His businesses sell “hardware,” or surfing equipment; beach apparel; Laird Superfood; and XPT. He farms to grow ingredients for his food products and is co-founder of the GolfBoard, a stand-up, four-wheel surfboard for riding on land. His latest venture is a partnership between Laird Superfood and Bunn-O-Matic to create the Crescendo Machine, a vegan, gluten-free and non-GMO hot beverage maker.

In short, he’s all over the place in business, wide open to innovation and new ideas.

“That’s normal for me,” he says. “When things plateau, I lose interest. I need to be inspired.”

He was certainly inspired when he met Reece in 1995, and they married in 1997. Now, they commute between homes in Malibu and Hawaii and have two children together, Reece Viola, 15, and Brody Jo, 11, as well as Hamilton’s daughter from a previous marriage, Izabella, 23. Reece also writes about Hamilton and his outlook on life in the new book.

In the “Body” section, Hamilton writes, “continued stressing of the system is where we really excel,” suggesting techniques like walking barefoot or taking a cold rinse after a warm shower to awaken your senses. The “Soul” section deals mostly with conscious breathing and remaining curious.

In “Everything is Connected,” Hamilton writes: “Our connection to nature and its ability to heal and help us always goes back to which environment we spent the longest period of time in … It’s back to the fact that we spent over 100,000 generations in nature.”

Much of his philosophical makeup derives from his early immersion in the mysticism and culture of Hawaii, where he grew up. He was born in San Francisco but moved to the islands as an infant. Then, as a child living in Oahu, he caught the surfing bug after meeting 1960s surfer William Stuart Hamilton, who later became his adoptive father when he married Hamilton’s mother, Joann.

So, given his island roots, it’s no surprise that the word “ohana” pops up frequently in his book.

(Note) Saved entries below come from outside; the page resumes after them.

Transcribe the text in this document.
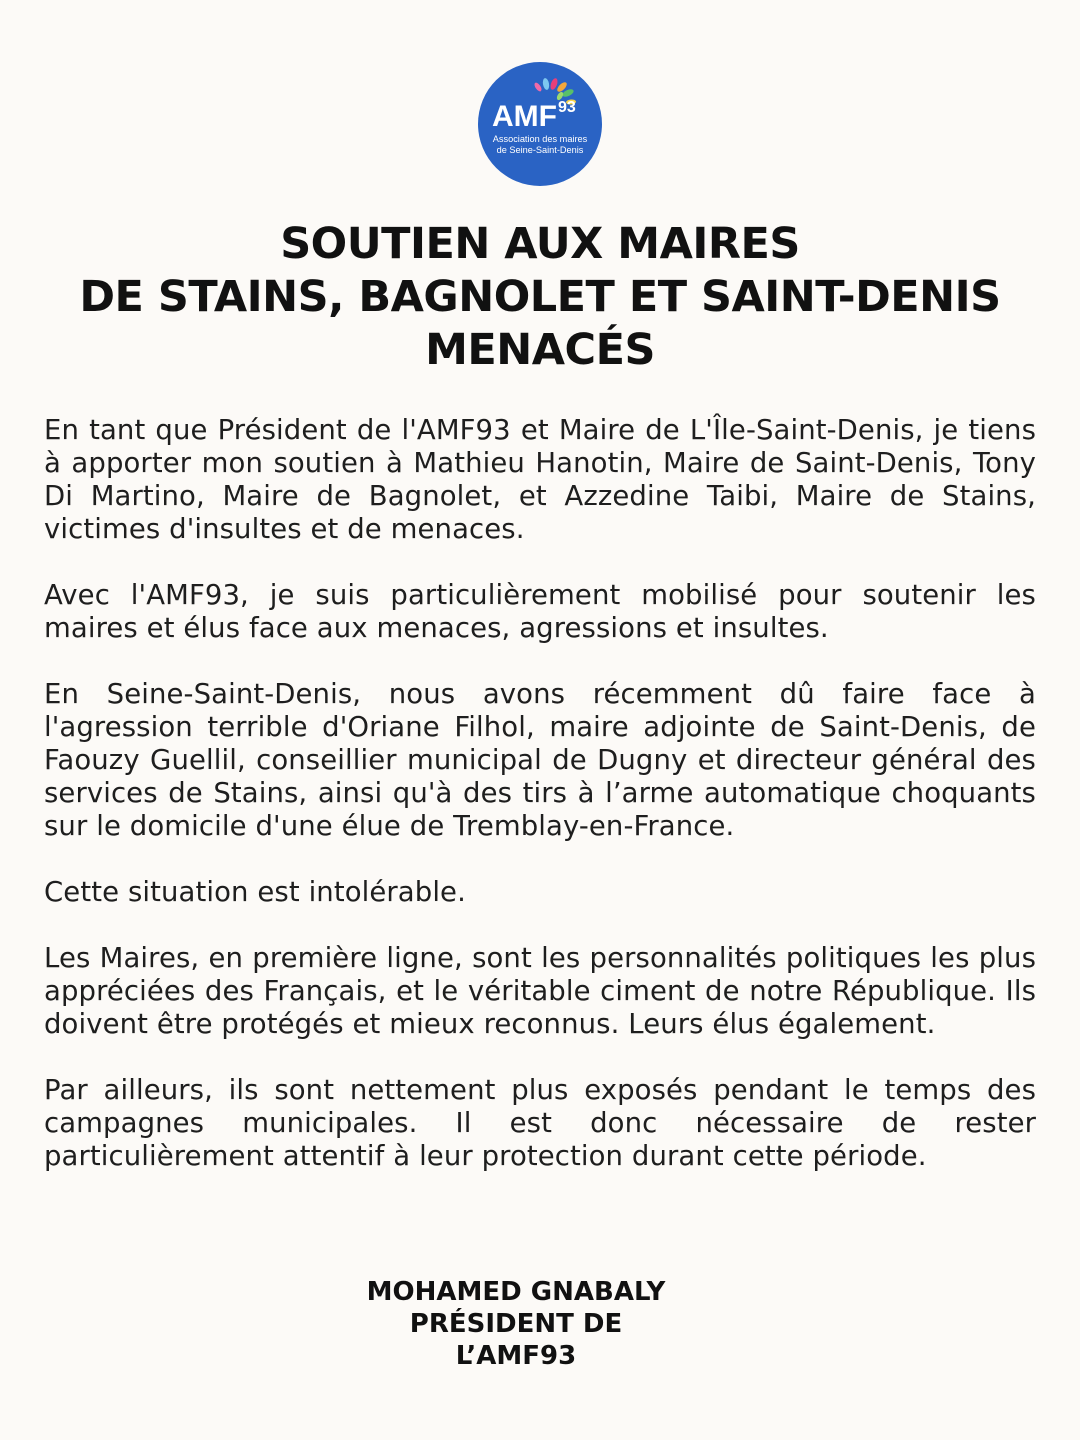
AMF 93
Association des maires
de Seine-Saint-Denis
SOUTIEN AUX MAIRES
DE STAINS, BAGNOLET ET SAINT-DENIS
MENACÉS

En tant que Président de l'AMF93 et Maire de L'Île-Saint-Denis, je tiens à apporter mon soutien à Mathieu Hanotin, Maire de Saint-Denis, Tony Di Martino, Maire de Bagnolet, et Azzedine Taibi, Maire de Stains, victimes d'insultes et de menaces.

Avec l'AMF93, je suis particulièrement mobilisé pour soutenir les maires et élus face aux menaces, agressions et insultes.

En Seine-Saint-Denis, nous avons récemment dû faire face à l'agression terrible d'Oriane Filhol, maire adjointe de Saint-Denis, de Faouzy Guellil, conseillier municipal de Dugny et directeur général des services de Stains, ainsi qu'à des tirs à l’arme automatique choquants sur le domicile d'une élue de Tremblay-en-France.

Cette situation est intolérable.

Les Maires, en première ligne, sont les personnalités politiques les plus appréciées des Français, et le véritable ciment de notre République. Ils doivent être protégés et mieux reconnus. Leurs élus également.

Par ailleurs, ils sont nettement plus exposés pendant le temps des campagnes municipales. Il est donc nécessaire de rester particulièrement attentif à leur protection durant cette période.

MOHAMED GNABALY
PRÉSIDENT DE
L’AMF93
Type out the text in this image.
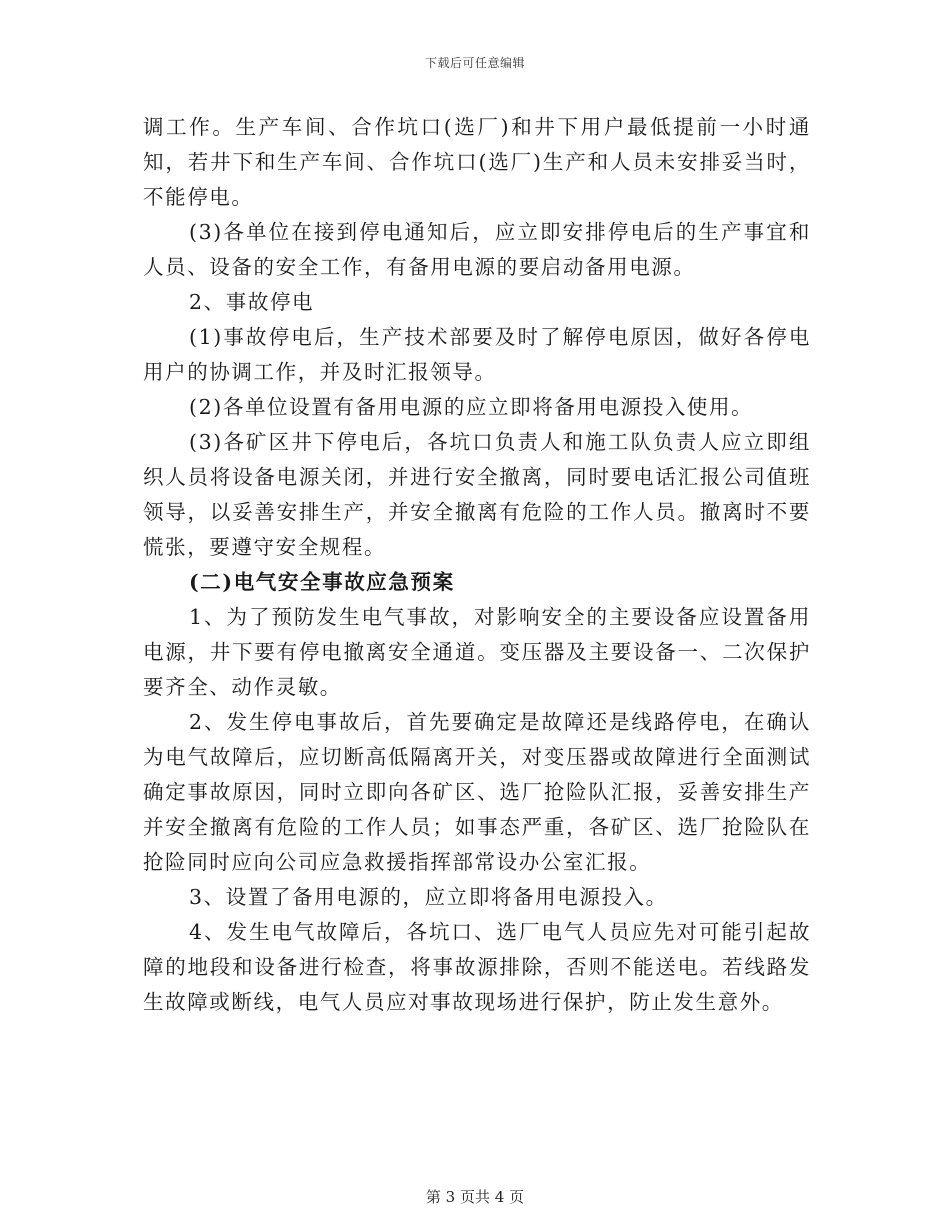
下载后可任意编辑

调工作。生产车间、合作坑口(选厂)和井下用户最低提前一小时通知，若井下和生产车间、合作坑口(选厂)生产和人员未安排妥当时，不能停电。

(3)各单位在接到停电通知后，应立即安排停电后的生产事宜和人员、设备的安全工作，有备用电源的要启动备用电源。

2、事故停电

(1)事故停电后，生产技术部要及时了解停电原因，做好各停电用户的协调工作，并及时汇报领导。

(2)各单位设置有备用电源的应立即将备用电源投入使用。

(3)各矿区井下停电后，各坑口负责人和施工队负责人应立即组织人员将设备电源关闭，并进行安全撤离，同时要电话汇报公司值班领导，以妥善安排生产，并安全撤离有危险的工作人员。撤离时不要慌张，要遵守安全规程。

(二)电气安全事故应急预案

1、为了预防发生电气事故，对影响安全的主要设备应设置备用电源，井下要有停电撤离安全通道。变压器及主要设备一、二次保护要齐全、动作灵敏。

2、发生停电事故后，首先要确定是故障还是线路停电，在确认为电气故障后，应切断高低隔离开关，对变压器或故障进行全面测试确定事故原因，同时立即向各矿区、选厂抢险队汇报，妥善安排生产并安全撤离有危险的工作人员；如事态严重，各矿区、选厂抢险队在抢险同时应向公司应急救援指挥部常设办公室汇报。

3、设置了备用电源的，应立即将备用电源投入。

4、发生电气故障后，各坑口、选厂电气人员应先对可能引起故障的地段和设备进行检查，将事故源排除，否则不能送电。若线路发生故障或断线，电气人员应对事故现场进行保护，防止发生意外。

第 3 页共 4 页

The Hawaiian term means “family” but can extend to include the world and all of its creatures.

He advises isolation in nature and less reliance on technology: “We are losing ourselves in machines, literally. We need to get our face out of those screens for 10 seconds and look up and around us to see what the hell’s going on.”

Look to your relatives, especially the older ones, because “as humans, we need that kind of connectivity,” he says.

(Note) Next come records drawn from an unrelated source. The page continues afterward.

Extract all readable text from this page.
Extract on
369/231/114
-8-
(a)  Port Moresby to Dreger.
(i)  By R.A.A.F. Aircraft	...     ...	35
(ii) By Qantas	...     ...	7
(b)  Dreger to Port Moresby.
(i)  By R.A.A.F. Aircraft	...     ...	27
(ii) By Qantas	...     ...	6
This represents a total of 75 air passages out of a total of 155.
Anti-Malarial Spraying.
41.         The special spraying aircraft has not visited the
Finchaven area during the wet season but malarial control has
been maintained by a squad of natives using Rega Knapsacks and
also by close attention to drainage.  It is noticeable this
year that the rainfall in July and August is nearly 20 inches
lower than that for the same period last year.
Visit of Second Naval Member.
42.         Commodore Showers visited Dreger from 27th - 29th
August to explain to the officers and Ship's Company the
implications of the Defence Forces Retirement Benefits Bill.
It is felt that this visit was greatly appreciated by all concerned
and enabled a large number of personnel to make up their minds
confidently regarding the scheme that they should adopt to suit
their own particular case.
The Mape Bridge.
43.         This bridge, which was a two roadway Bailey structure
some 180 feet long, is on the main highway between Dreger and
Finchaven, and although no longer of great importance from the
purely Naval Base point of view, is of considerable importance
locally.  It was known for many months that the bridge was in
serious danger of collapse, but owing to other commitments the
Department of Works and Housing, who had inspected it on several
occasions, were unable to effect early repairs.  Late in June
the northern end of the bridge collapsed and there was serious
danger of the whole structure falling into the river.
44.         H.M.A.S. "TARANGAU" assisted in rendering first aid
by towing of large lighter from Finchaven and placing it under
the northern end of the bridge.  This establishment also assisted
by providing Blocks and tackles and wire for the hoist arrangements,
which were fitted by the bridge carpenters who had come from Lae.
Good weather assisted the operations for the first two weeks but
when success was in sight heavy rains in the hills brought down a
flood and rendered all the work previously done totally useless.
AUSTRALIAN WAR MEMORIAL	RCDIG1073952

No matter his schedule, the man who has set every imaginable surfing record always finds his way back to the water, he says. 

“I love surfing. Surfing’s like breathing, eating and sleeping to me. It’s part of my soul. It’s part of who I am and the way I continue my relationship with the ocean.”

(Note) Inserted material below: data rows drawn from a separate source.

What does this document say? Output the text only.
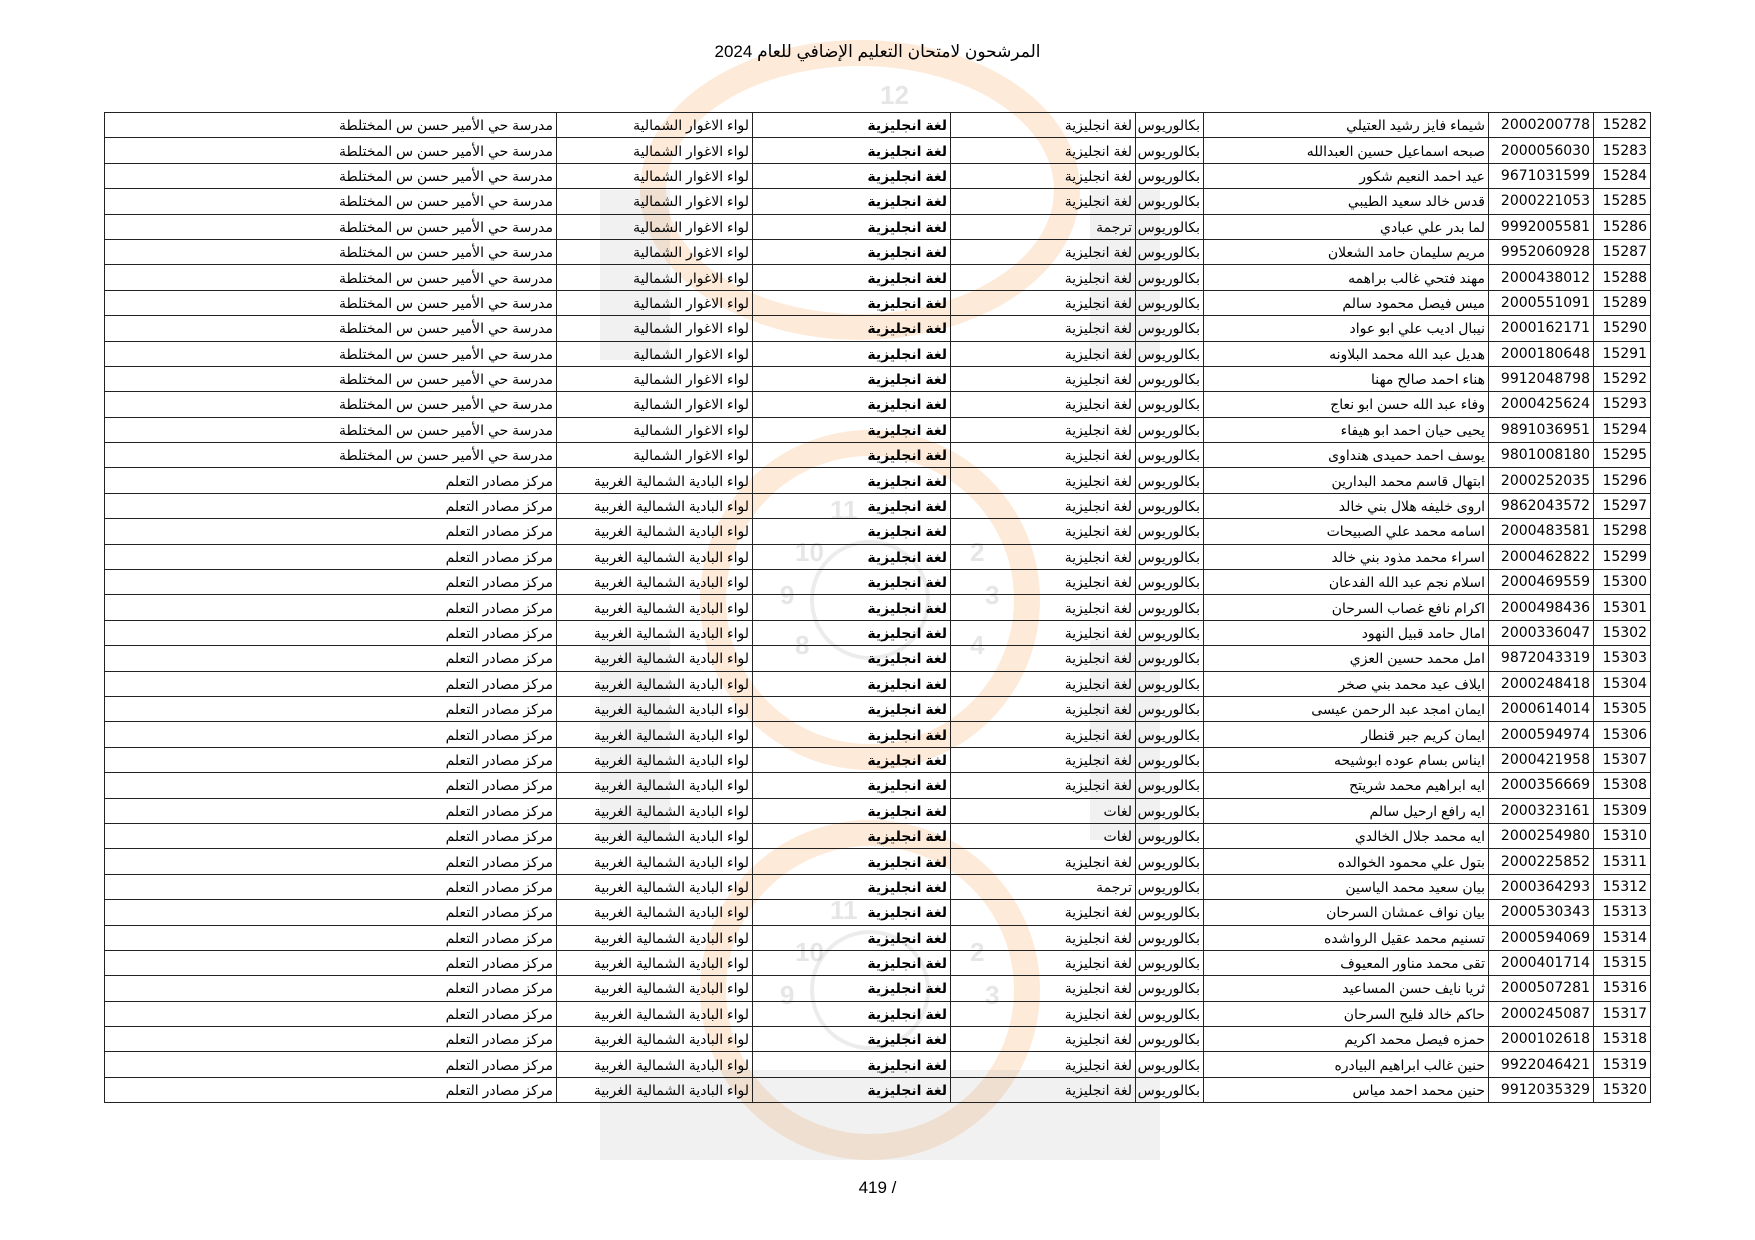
12
11
10
9
2
3
8	4
11
10
9
2
3
المرشحون لامتحان التعليم الإضافي للعام 2024
15282	2000200778	شيماء فايز رشيد العتيلي	بكالوريوس	لغة انجليزية	لغة انجليزية	لواء الاغوار الشمالية	مدرسة حي الأمير حسن س المختلطة
15283	2000056030	صبحه اسماعيل حسين العبدالله	بكالوريوس	لغة انجليزية	لغة انجليزية	لواء الاغوار الشمالية	مدرسة حي الأمير حسن س المختلطة
15284	9671031599	عيد احمد النعيم شكور	بكالوريوس	لغة انجليزية	لغة انجليزية	لواء الاغوار الشمالية	مدرسة حي الأمير حسن س المختلطة
15285	2000221053	قدس خالد سعيد الطيبي	بكالوريوس	لغة انجليزية	لغة انجليزية	لواء الاغوار الشمالية	مدرسة حي الأمير حسن س المختلطة
15286	9992005581	لما بدر علي عبادي	بكالوريوس	ترجمة	لغة انجليزية	لواء الاغوار الشمالية	مدرسة حي الأمير حسن س المختلطة
15287	9952060928	مريم سليمان حامد الشعلان	بكالوريوس	لغة انجليزية	لغة انجليزية	لواء الاغوار الشمالية	مدرسة حي الأمير حسن س المختلطة
15288	2000438012	مهند فتحي غالب براهمه	بكالوريوس	لغة انجليزية	لغة انجليزية	لواء الاغوار الشمالية	مدرسة حي الأمير حسن س المختلطة
15289	2000551091	ميس فيصل محمود سالم	بكالوريوس	لغة انجليزية	لغة انجليزية	لواء الاغوار الشمالية	مدرسة حي الأمير حسن س المختلطة
15290	2000162171	نيبال اديب علي ابو عواد	بكالوريوس	لغة انجليزية	لغة انجليزية	لواء الاغوار الشمالية	مدرسة حي الأمير حسن س المختلطة
15291	2000180648	هديل عبد الله محمد البلاونه	بكالوريوس	لغة انجليزية	لغة انجليزية	لواء الاغوار الشمالية	مدرسة حي الأمير حسن س المختلطة
15292	9912048798	هناء احمد صالح مهنا	بكالوريوس	لغة انجليزية	لغة انجليزية	لواء الاغوار الشمالية	مدرسة حي الأمير حسن س المختلطة
15293	2000425624	وفاء عبد الله حسن ابو نعاج	بكالوريوس	لغة انجليزية	لغة انجليزية	لواء الاغوار الشمالية	مدرسة حي الأمير حسن س المختلطة
15294	9891036951	يحيى حيان احمد ابو هيفاء	بكالوريوس	لغة انجليزية	لغة انجليزية	لواء الاغوار الشمالية	مدرسة حي الأمير حسن س المختلطة
15295	9801008180	يوسف احمد حميدى هنداوى	بكالوريوس	لغة انجليزية	لغة انجليزية	لواء الاغوار الشمالية	مدرسة حي الأمير حسن س المختلطة
15296	2000252035	ابتهال قاسم محمد البدارين	بكالوريوس	لغة انجليزية	لغة انجليزية	لواء البادية الشمالية الغربية	مركز مصادر التعلم
15297	9862043572	اروى خليفه هلال بني خالد	بكالوريوس	لغة انجليزية	لغة انجليزية	لواء البادية الشمالية الغربية	مركز مصادر التعلم
15298	2000483581	اسامه محمد علي الصبيحات	بكالوريوس	لغة انجليزية	لغة انجليزية	لواء البادية الشمالية الغربية	مركز مصادر التعلم
15299	2000462822	اسراء محمد مذود بني خالد	بكالوريوس	لغة انجليزية	لغة انجليزية	لواء البادية الشمالية الغربية	مركز مصادر التعلم
15300	2000469559	اسلام نجم عبد الله الفدعان	بكالوريوس	لغة انجليزية	لغة انجليزية	لواء البادية الشمالية الغربية	مركز مصادر التعلم
15301	2000498436	اكرام نافع غصاب السرحان	بكالوريوس	لغة انجليزية	لغة انجليزية	لواء البادية الشمالية الغربية	مركز مصادر التعلم
15302	2000336047	امال حامد قبيل النهود	بكالوريوس	لغة انجليزية	لغة انجليزية	لواء البادية الشمالية الغربية	مركز مصادر التعلم
15303	9872043319	امل محمد حسين العزي	بكالوريوس	لغة انجليزية	لغة انجليزية	لواء البادية الشمالية الغربية	مركز مصادر التعلم
15304	2000248418	ايلاف عيد محمد بني صخر	بكالوريوس	لغة انجليزية	لغة انجليزية	لواء البادية الشمالية الغربية	مركز مصادر التعلم
15305	2000614014	ايمان امجد عبد الرحمن عيسى	بكالوريوس	لغة انجليزية	لغة انجليزية	لواء البادية الشمالية الغربية	مركز مصادر التعلم
15306	2000594974	ايمان كريم جبر قنطار	بكالوريوس	لغة انجليزية	لغة انجليزية	لواء البادية الشمالية الغربية	مركز مصادر التعلم
15307	2000421958	ايناس بسام عوده ابوشيحه	بكالوريوس	لغة انجليزية	لغة انجليزية	لواء البادية الشمالية الغربية	مركز مصادر التعلم
15308	2000356669	ايه ابراهيم محمد شريتح	بكالوريوس	لغة انجليزية	لغة انجليزية	لواء البادية الشمالية الغربية	مركز مصادر التعلم
15309	2000323161	ايه رافع ارحيل سالم	بكالوريوس	لغات	لغة انجليزية	لواء البادية الشمالية الغربية	مركز مصادر التعلم
15310	2000254980	ايه محمد جلال الخالدي	بكالوريوس	لغات	لغة انجليزية	لواء البادية الشمالية الغربية	مركز مصادر التعلم
15311	2000225852	بتول علي محمود الخوالده	بكالوريوس	لغة انجليزية	لغة انجليزية	لواء البادية الشمالية الغربية	مركز مصادر التعلم
15312	2000364293	بيان سعيد محمد الياسين	بكالوريوس	ترجمة	لغة انجليزية	لواء البادية الشمالية الغربية	مركز مصادر التعلم
15313	2000530343	بيان نواف عمشان السرحان	بكالوريوس	لغة انجليزية	لغة انجليزية	لواء البادية الشمالية الغربية	مركز مصادر التعلم
15314	2000594069	تسنيم محمد عقيل الرواشده	بكالوريوس	لغة انجليزية	لغة انجليزية	لواء البادية الشمالية الغربية	مركز مصادر التعلم
15315	2000401714	تقى محمد مناور المعيوف	بكالوريوس	لغة انجليزية	لغة انجليزية	لواء البادية الشمالية الغربية	مركز مصادر التعلم
15316	2000507281	ثريا نايف حسن المساعيد	بكالوريوس	لغة انجليزية	لغة انجليزية	لواء البادية الشمالية الغربية	مركز مصادر التعلم
15317	2000245087	حاكم خالد فليح السرحان	بكالوريوس	لغة انجليزية	لغة انجليزية	لواء البادية الشمالية الغربية	مركز مصادر التعلم
15318	2000102618	حمزه فيصل محمد اكريم	بكالوريوس	لغة انجليزية	لغة انجليزية	لواء البادية الشمالية الغربية	مركز مصادر التعلم
15319	9922046421	حنين غالب ابراهيم البيادره	بكالوريوس	لغة انجليزية	لغة انجليزية	لواء البادية الشمالية الغربية	مركز مصادر التعلم
15320	9912035329	حنين محمد احمد مياس	بكالوريوس	لغة انجليزية	لغة انجليزية	لواء البادية الشمالية الغربية	مركز مصادر التعلم
419 /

Hamilton hopes that readers use “Liferider” as an instructional manual for surfing one’s way through life by tapping into their innermost selves.

“You could say we’ve regressed, not progressed … because we’ve numbed all of these abilities or just switched them off,” he says. “We need to spend more time reaching back into those more primitive capabilities, exploring. That’s revelation right there. That’s transformative.”

Yet, Hamilton insists he’s no New Age guru, looking for followers or apostles.

“Really, I’m no better than anyone,” he says. “I’m just trying to survive being alive on earth and sharing more as a peer than as some sort of guru.”